Suporte crítico: US$ 106.600
No entanto, o analista alerta que uma perda do suporte em US$ 106.600 pode mudar o quadro otimista, levando o preço a testar:
- US$ 100.000 (suporte psicológico)
- US$ 95.000 (região de acumulação anterior)
Esses níveis funcionarão como zonas de defesa em caso de correções mais severas.
Criptomoedas ganham espaço como hedge
Em meio à deterioração fiscal e à instabilidade política, os criptoativos ganham espaço nos portfólios institucionais. A QR Asset destaca:
“Uma parcela relevante do mercado começa a entender o papel das criptomoedas como um hedge frente à deterioração das contas públicas e ao aumento da incerteza geopolítica.”
Esse movimento se reflete também no aumento dos fluxos para ETFs de Bitcoin, e na adoção de BTC como ativo de tesouraria por grandes corporações.

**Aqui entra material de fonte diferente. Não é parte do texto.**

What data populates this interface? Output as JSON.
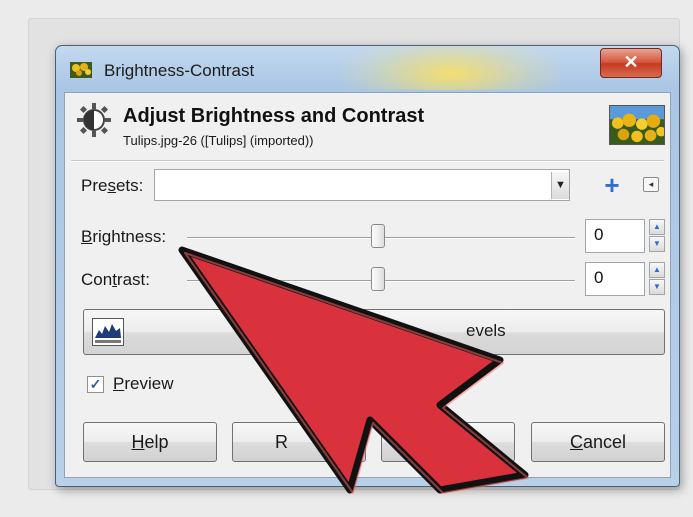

Reabertura dos mercados pode catalisar novo impulso
Com os mercados dos EUA reabrindo após o feriado do Memorial Day, analistas esperam uma semana de forte atividade. Caso o Bitcoin consiga se manter acima de US$ 110 mil nos primeiros dias da semana, o cenário para uma nova perna de alta ganha força.
Considerações finais

O Bitcoin está em um momento decisivo: após renovar sua máxima histórica, demonstra força para buscar patamares ainda mais altos. Entretanto, o sucesso dessa escalada dependerá do comportamento do mercado diante de indicadores macroeconômicos e de sua capacidade de manter os suportes técnicos.
A previsão de Diego Pohl não é isolada. Vários analistas enxergam a zona de US$ 117 mil a US$ 120 mil como próxima parada no ciclo atual de alta. Mas como sempre no mercado de criptoativos, o otimismo deve ser acompanhado de cautela e gestão de risco.